I do agree
with the answer posted by @tatsuDn but I wanted to provide a solution that loads your environment variables from a .env file.
First create a .env
file in the root folder of your project.
Ensure that you add the file to your pubspec.yaml
and [git] ignore
it.
Here is how your .env
file should look
API_KEY=sampleapikey
# This line is a comment
# The white line above will be ignored
HEADER=sampleapiheader
ANOTHER_UNIQUE_KEY=theValueOfThisKey
KEY_CONTAINS_#=*234*5#
KEY_CONTAINS_EQUALS=IP8iwe=0&
Here is how your assets section to look like.

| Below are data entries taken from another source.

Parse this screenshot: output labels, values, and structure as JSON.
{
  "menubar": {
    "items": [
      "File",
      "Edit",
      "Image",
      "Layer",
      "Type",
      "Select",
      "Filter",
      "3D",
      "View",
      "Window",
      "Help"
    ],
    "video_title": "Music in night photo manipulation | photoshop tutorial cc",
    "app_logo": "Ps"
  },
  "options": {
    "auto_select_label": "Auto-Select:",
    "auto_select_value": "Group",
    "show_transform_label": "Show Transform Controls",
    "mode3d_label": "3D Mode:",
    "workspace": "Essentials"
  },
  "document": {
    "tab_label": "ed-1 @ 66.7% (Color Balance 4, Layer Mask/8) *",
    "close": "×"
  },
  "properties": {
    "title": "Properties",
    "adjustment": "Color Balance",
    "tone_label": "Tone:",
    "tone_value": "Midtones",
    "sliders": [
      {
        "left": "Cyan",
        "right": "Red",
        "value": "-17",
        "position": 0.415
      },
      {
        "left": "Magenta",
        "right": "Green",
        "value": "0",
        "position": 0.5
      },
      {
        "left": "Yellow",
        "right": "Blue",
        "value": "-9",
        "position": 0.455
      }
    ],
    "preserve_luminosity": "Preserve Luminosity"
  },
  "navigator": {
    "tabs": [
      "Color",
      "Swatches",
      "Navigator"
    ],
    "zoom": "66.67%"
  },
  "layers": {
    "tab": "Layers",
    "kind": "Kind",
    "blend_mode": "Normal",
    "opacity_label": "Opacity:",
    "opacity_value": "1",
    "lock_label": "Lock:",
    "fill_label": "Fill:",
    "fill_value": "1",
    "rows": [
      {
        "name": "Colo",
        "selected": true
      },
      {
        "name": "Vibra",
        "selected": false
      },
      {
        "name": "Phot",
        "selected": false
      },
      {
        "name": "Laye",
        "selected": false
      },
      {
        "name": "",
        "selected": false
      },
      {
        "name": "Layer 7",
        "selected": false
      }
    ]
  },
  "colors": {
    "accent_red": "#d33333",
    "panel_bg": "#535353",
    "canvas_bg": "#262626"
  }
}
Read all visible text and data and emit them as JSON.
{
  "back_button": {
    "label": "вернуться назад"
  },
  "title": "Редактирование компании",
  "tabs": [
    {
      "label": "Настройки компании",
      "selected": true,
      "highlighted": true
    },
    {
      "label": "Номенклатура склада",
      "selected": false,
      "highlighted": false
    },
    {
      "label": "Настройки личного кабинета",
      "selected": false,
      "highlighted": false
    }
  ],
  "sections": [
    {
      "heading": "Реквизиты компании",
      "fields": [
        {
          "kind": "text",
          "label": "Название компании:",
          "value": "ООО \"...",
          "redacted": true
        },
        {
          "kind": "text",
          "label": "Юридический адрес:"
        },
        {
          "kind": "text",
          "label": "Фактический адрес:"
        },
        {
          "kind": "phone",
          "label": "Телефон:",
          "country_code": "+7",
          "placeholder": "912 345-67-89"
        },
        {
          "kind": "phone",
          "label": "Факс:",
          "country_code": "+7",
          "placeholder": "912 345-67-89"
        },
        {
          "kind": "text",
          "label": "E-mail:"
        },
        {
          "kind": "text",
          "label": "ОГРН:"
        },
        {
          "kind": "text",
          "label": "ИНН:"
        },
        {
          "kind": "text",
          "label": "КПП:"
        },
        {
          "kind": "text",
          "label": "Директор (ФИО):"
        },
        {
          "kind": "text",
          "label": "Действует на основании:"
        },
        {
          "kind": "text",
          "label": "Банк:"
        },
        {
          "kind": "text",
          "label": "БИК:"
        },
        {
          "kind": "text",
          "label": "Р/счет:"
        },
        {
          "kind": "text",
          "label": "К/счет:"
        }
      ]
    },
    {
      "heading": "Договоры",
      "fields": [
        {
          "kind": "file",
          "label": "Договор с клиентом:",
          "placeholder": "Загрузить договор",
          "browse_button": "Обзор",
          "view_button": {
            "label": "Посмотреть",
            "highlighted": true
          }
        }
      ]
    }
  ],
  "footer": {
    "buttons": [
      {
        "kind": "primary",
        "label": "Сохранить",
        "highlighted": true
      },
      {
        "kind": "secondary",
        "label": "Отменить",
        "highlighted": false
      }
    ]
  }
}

# To add assets to your application, add an assets section, like this:
assets:
- assets/images/
- assets/flags/
- .env
Finally, load your environment variable by reading and parsing the .env
file to get a Map<String, String>
that contains your key value pairs.
Future<Map<String, String>> parseStringToMap({String assetsFileName = '.env'}) async {
final lines = await rootBundle.loadString(assetsFileName);
Map<String, String> environment = {};
for (String line in lines.split('\n')) {
line = line.trim();
if (line.contains('=') //Set Key Value Pairs on lines separated by =
&&
!line.startsWith(RegExp(r'=|#'))) {
//No need to add emty keys and remove comments
List<String> contents = line.split('=');
environment[contents[0]] = contents.sublist(1).join('=');
}
}
return environment;
}
You can put a quick button in your code to test that the environment variables are being loaded properly.
ElevatedButton(
onPressed: () async {
final env = await parseStringToMap(assetsFileName: '.env');
print(env);
},
child: Text('Print Environment Variables')
),
Here is the output from the .env file above.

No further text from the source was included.